第2話 確認
恋には、2つの種類があるそうだ。普通の恋と、嵐のような恋。
夫と私は、多分、嵐のような恋をした。そして結婚後、私たちはどうしたって、支えあわなければいけない境遇の連続にあい、支えあって生きてきた。
気がついたら、二人で作り上げた世界から、すっかり抜け出せなくなっている。そして、お互いが裏切ることなんて、絶対ないだろう、と思える信頼関係を築いた。
けれど、毎日毎日平和に生きていると、夫が時折優しい言葉をかけてくれると、あるいはハグをしてくれると、それがちっとも現実的でないような気がすることもある。
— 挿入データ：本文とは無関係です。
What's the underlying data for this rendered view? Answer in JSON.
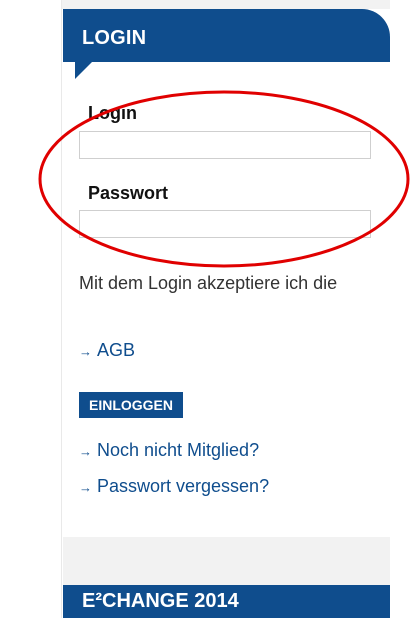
{
  "login": {
    "header_title": "LOGIN",
    "login_label": "Login",
    "login_value": "",
    "password_label": "Passwort",
    "password_value": "",
    "terms_text": "Mit dem Login akzeptiere ich die",
    "agb_link": "AGB",
    "submit_button": "EINLOGGEN",
    "register_link": "Noch nicht Mitglied?",
    "forgot_password_link": "Passwort vergessen?"
  },
  "bottom_section": {
    "title": "E²CHANGE 2014"
  },
  "icons": {
    "link_arrow": "arrow-right-icon"
  },
  "colors": {
    "brand_blue": "#0f4d8d",
    "annotation_red": "#e00000",
    "panel_gray": "#f2f2f2",
    "text": "#333333"
  }
}
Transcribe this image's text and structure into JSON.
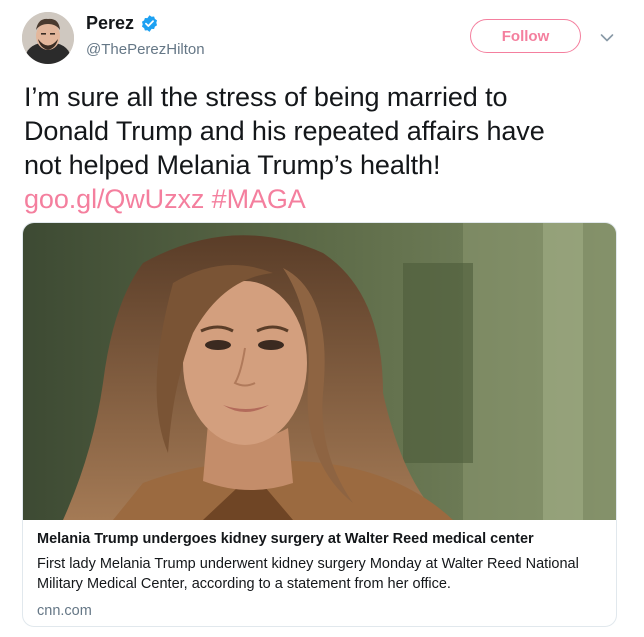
{
  "header": {
    "display_name": "Perez",
    "handle": "@ThePerezHilton",
    "follow_label": "Follow"
  },
  "tweet": {
    "lines": [
      "I’m sure all the stress of being married to",
      "Donald Trump and his repeated affairs have",
      "not helped Melania Trump’s health!"
    ],
    "link_url": "goo.gl/QwUzxz",
    "hashtag": "#MAGA"
  },
  "card": {
    "title": "Melania Trump undergoes kidney surgery at Walter Reed medical center",
    "description": "First lady Melania Trump underwent kidney surgery Monday at Walter Reed National Military Medical Center, according to a statement from her office.",
    "domain": "cnn.com"
  },
  "icons": {
    "verified": "verified-badge-icon",
    "caret": "chevron-down-icon"
  },
  "colors": {
    "accent": "#f47f9e",
    "verified": "#1da1f2",
    "text": "#14171a",
    "secondary": "#657786"
  }
}
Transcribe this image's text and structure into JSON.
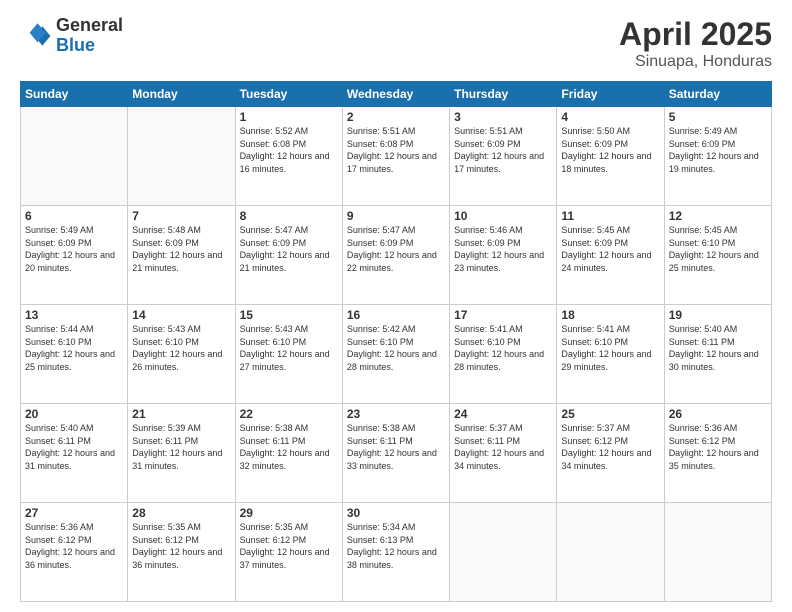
{
  "logo": {
    "general": "General",
    "blue": "Blue"
  },
  "title": {
    "month": "April 2025",
    "location": "Sinuapa, Honduras"
  },
  "weekdays": [
    "Sunday",
    "Monday",
    "Tuesday",
    "Wednesday",
    "Thursday",
    "Friday",
    "Saturday"
  ],
  "weeks": [
    [
      {
        "day": "",
        "empty": true
      },
      {
        "day": "",
        "empty": true
      },
      {
        "day": "1",
        "sunrise": "Sunrise: 5:52 AM",
        "sunset": "Sunset: 6:08 PM",
        "daylight": "Daylight: 12 hours and 16 minutes."
      },
      {
        "day": "2",
        "sunrise": "Sunrise: 5:51 AM",
        "sunset": "Sunset: 6:08 PM",
        "daylight": "Daylight: 12 hours and 17 minutes."
      },
      {
        "day": "3",
        "sunrise": "Sunrise: 5:51 AM",
        "sunset": "Sunset: 6:09 PM",
        "daylight": "Daylight: 12 hours and 17 minutes."
      },
      {
        "day": "4",
        "sunrise": "Sunrise: 5:50 AM",
        "sunset": "Sunset: 6:09 PM",
        "daylight": "Daylight: 12 hours and 18 minutes."
      },
      {
        "day": "5",
        "sunrise": "Sunrise: 5:49 AM",
        "sunset": "Sunset: 6:09 PM",
        "daylight": "Daylight: 12 hours and 19 minutes."
      }
    ],
    [
      {
        "day": "6",
        "sunrise": "Sunrise: 5:49 AM",
        "sunset": "Sunset: 6:09 PM",
        "daylight": "Daylight: 12 hours and 20 minutes."
      },
      {
        "day": "7",
        "sunrise": "Sunrise: 5:48 AM",
        "sunset": "Sunset: 6:09 PM",
        "daylight": "Daylight: 12 hours and 21 minutes."
      },
      {
        "day": "8",
        "sunrise": "Sunrise: 5:47 AM",
        "sunset": "Sunset: 6:09 PM",
        "daylight": "Daylight: 12 hours and 21 minutes."
      },
      {
        "day": "9",
        "sunrise": "Sunrise: 5:47 AM",
        "sunset": "Sunset: 6:09 PM",
        "daylight": "Daylight: 12 hours and 22 minutes."
      },
      {
        "day": "10",
        "sunrise": "Sunrise: 5:46 AM",
        "sunset": "Sunset: 6:09 PM",
        "daylight": "Daylight: 12 hours and 23 minutes."
      },
      {
        "day": "11",
        "sunrise": "Sunrise: 5:45 AM",
        "sunset": "Sunset: 6:09 PM",
        "daylight": "Daylight: 12 hours and 24 minutes."
      },
      {
        "day": "12",
        "sunrise": "Sunrise: 5:45 AM",
        "sunset": "Sunset: 6:10 PM",
        "daylight": "Daylight: 12 hours and 25 minutes."
      }
    ],
    [
      {
        "day": "13",
        "sunrise": "Sunrise: 5:44 AM",
        "sunset": "Sunset: 6:10 PM",
        "daylight": "Daylight: 12 hours and 25 minutes."
      },
      {
        "day": "14",
        "sunrise": "Sunrise: 5:43 AM",
        "sunset": "Sunset: 6:10 PM",
        "daylight": "Daylight: 12 hours and 26 minutes."
      },
      {
        "day": "15",
        "sunrise": "Sunrise: 5:43 AM",
        "sunset": "Sunset: 6:10 PM",
        "daylight": "Daylight: 12 hours and 27 minutes."
      },
      {
        "day": "16",
        "sunrise": "Sunrise: 5:42 AM",
        "sunset": "Sunset: 6:10 PM",
        "daylight": "Daylight: 12 hours and 28 minutes."
      },
      {
        "day": "17",
        "sunrise": "Sunrise: 5:41 AM",
        "sunset": "Sunset: 6:10 PM",
        "daylight": "Daylight: 12 hours and 28 minutes."
      },
      {
        "day": "18",
        "sunrise": "Sunrise: 5:41 AM",
        "sunset": "Sunset: 6:10 PM",
        "daylight": "Daylight: 12 hours and 29 minutes."
      },
      {
        "day": "19",
        "sunrise": "Sunrise: 5:40 AM",
        "sunset": "Sunset: 6:11 PM",
        "daylight": "Daylight: 12 hours and 30 minutes."
      }
    ],
    [
      {
        "day": "20",
        "sunrise": "Sunrise: 5:40 AM",
        "sunset": "Sunset: 6:11 PM",
        "daylight": "Daylight: 12 hours and 31 minutes."
      },
      {
        "day": "21",
        "sunrise": "Sunrise: 5:39 AM",
        "sunset": "Sunset: 6:11 PM",
        "daylight": "Daylight: 12 hours and 31 minutes."
      },
      {
        "day": "22",
        "sunrise": "Sunrise: 5:38 AM",
        "sunset": "Sunset: 6:11 PM",
        "daylight": "Daylight: 12 hours and 32 minutes."
      },
      {
        "day": "23",
        "sunrise": "Sunrise: 5:38 AM",
        "sunset": "Sunset: 6:11 PM",
        "daylight": "Daylight: 12 hours and 33 minutes."
      },
      {
        "day": "24",
        "sunrise": "Sunrise: 5:37 AM",
        "sunset": "Sunset: 6:11 PM",
        "daylight": "Daylight: 12 hours and 34 minutes."
      },
      {
        "day": "25",
        "sunrise": "Sunrise: 5:37 AM",
        "sunset": "Sunset: 6:12 PM",
        "daylight": "Daylight: 12 hours and 34 minutes."
      },
      {
        "day": "26",
        "sunrise": "Sunrise: 5:36 AM",
        "sunset": "Sunset: 6:12 PM",
        "daylight": "Daylight: 12 hours and 35 minutes."
      }
    ],
    [
      {
        "day": "27",
        "sunrise": "Sunrise: 5:36 AM",
        "sunset": "Sunset: 6:12 PM",
        "daylight": "Daylight: 12 hours and 36 minutes."
      },
      {
        "day": "28",
        "sunrise": "Sunrise: 5:35 AM",
        "sunset": "Sunset: 6:12 PM",
        "daylight": "Daylight: 12 hours and 36 minutes."
      },
      {
        "day": "29",
        "sunrise": "Sunrise: 5:35 AM",
        "sunset": "Sunset: 6:12 PM",
        "daylight": "Daylight: 12 hours and 37 minutes."
      },
      {
        "day": "30",
        "sunrise": "Sunrise: 5:34 AM",
        "sunset": "Sunset: 6:13 PM",
        "daylight": "Daylight: 12 hours and 38 minutes."
      },
      {
        "day": "",
        "empty": true
      },
      {
        "day": "",
        "empty": true
      },
      {
        "day": "",
        "empty": true
      }
    ]
  ]
}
というのは、それは結婚しているからであって、つまり義務からなのかしら? と思うのだ。恋の感覚から随分と離れたところにある義務。
だからか、私は確認したくなってしまう。
それで時々、些細な口論のあとに、「離婚したい」とか言ってみる。そして、彼の反応をじっと観察する。夫は悲しい顔をして、「はいはい。お好きにどうぞ」と言う。悲しそうな彼を見ると、「私は、まだ好かれているんだ。信じていいんだ」と思え、満足する。
私は、自分が不気味なことをしているな、と思う。意図のある意地悪い質問をするだなんて……。女のする行動の中で、私が一番嫌いなやつだ。
でもだって。
夫婦って、もう家族になってしまうから。お互いの無様なところを知っているから。ときめくなんてことは、ほぼないから……。
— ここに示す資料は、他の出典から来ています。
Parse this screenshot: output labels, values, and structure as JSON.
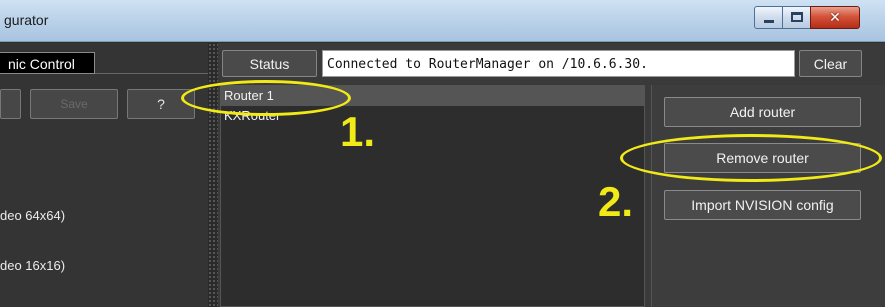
{
  "window": {
    "title": "gurator"
  },
  "left": {
    "tab_label": "nic Control",
    "buttons": {
      "left": "",
      "save": "Save",
      "help": "?"
    },
    "items": [
      "deo 64x64)",
      "deo 16x16)"
    ]
  },
  "status_bar": {
    "status_label": "Status",
    "message": "Connected to RouterManager on /10.6.6.30.",
    "clear_label": "Clear"
  },
  "routers": [
    "Router 1",
    "KXRouter"
  ],
  "actions": {
    "add": "Add router",
    "remove": "Remove router",
    "import": "Import NVISION config"
  },
  "annotations": {
    "step1": "1.",
    "step2": "2.",
    "color": "#f1ea17"
  }
}
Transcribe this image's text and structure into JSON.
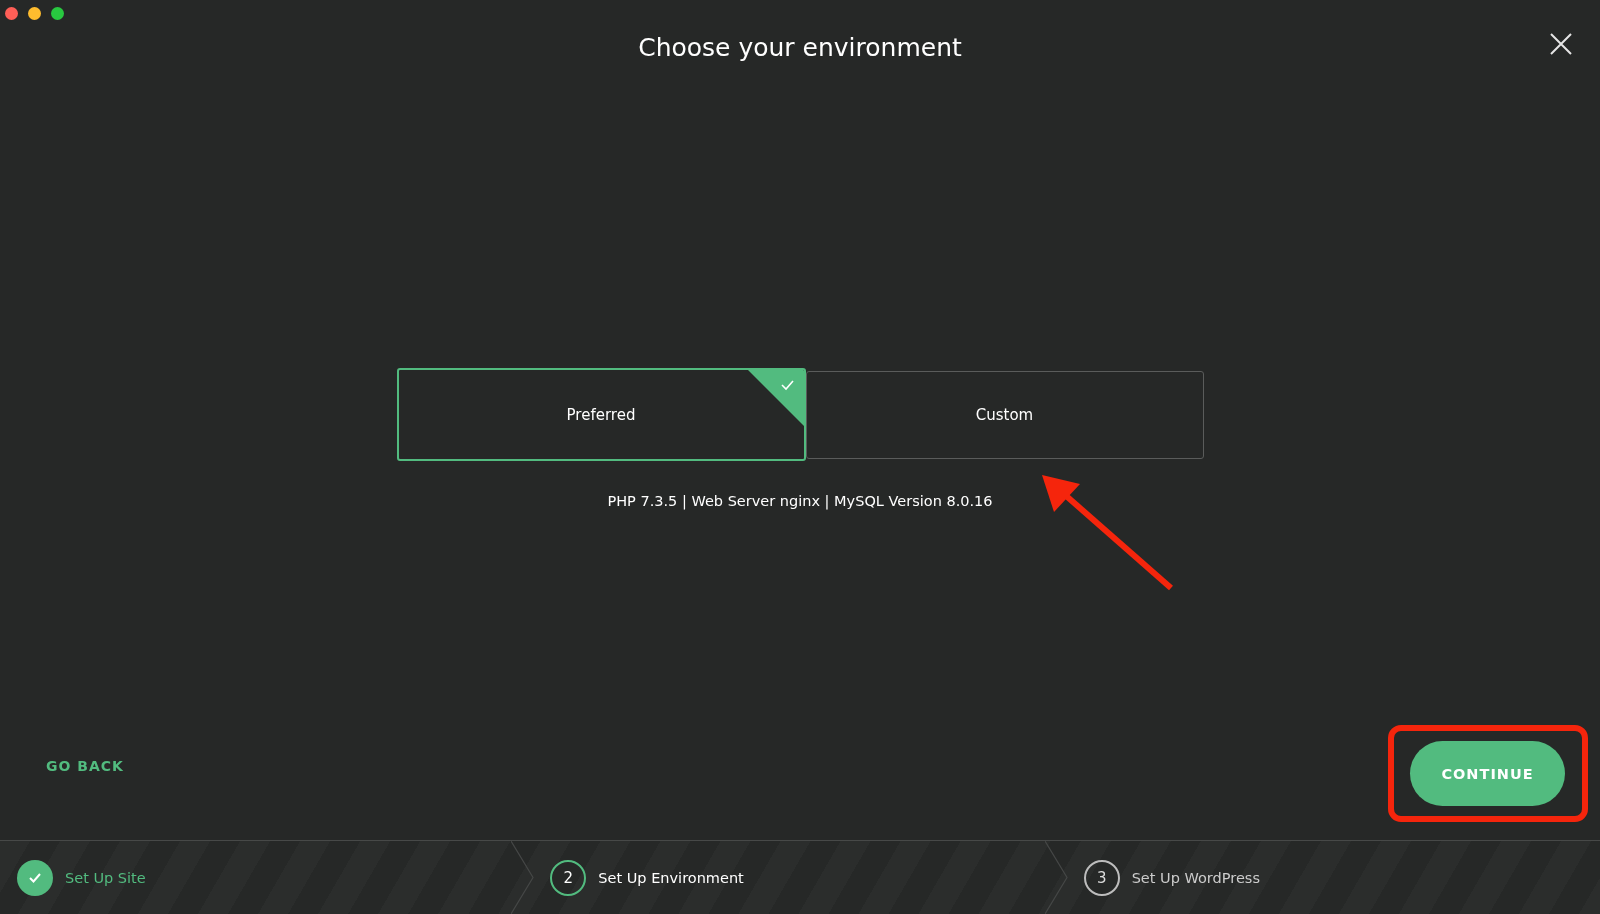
{
  "window": {
    "title": "Choose your environment"
  },
  "options": [
    {
      "label": "Preferred",
      "selected": true
    },
    {
      "label": "Custom",
      "selected": false
    }
  ],
  "details": "PHP 7.3.5 | Web Server nginx | MySQL Version 8.0.16",
  "back_link": "GO BACK",
  "continue_button": "CONTINUE",
  "steps": [
    {
      "label": "Set Up Site",
      "completed": true,
      "selected": false
    },
    {
      "number": "2",
      "label": "Set Up Environment",
      "completed": false,
      "selected": true
    },
    {
      "number": "3",
      "label": "Set Up WordPress",
      "completed": false,
      "selected": false
    }
  ]
}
夫は私の言動を見て「君は変わっているな~」と、笑いはするが、「可愛らしいな~」とは言わない。となると、私をどう思っているのだろうか、と不安になるのだ。
こんな自分を彼が好きなのかどうか、定かではなくなる。自信が持てないので、確認として意地悪なことを言うのだ。私は、やっぱり一部ちゃっかり女なのだと、そんな時は思う。
そんな女――私は、その逆をするときもある。
つまり、私自身が彼を好きかどうか確かめるのだ。それは、密かにたびたび実行されている。夫と外食を一緒にしたり、出掛けるときは、「よその男」だと思って彼を観察する。
「もしも、彼がよその男で、結婚していなかったら……」
私は自分を、夫を知らない女だと仮定して、彼の雰囲気、髪型、洋服、言葉遣いなどをじっと観察する。そして、自分の内側を確認する。
「好きなタイプだ! 大丈夫! まだ、私はちゃんと好きだ!」
そう思えると、とても安心する。先日、そんなことを私は実は10年も前からしていると夫に伝えたら、笑われた。「俺、そんなことしたことないよ~!」と。
そうなの? 確認をしないのが男なのかしら。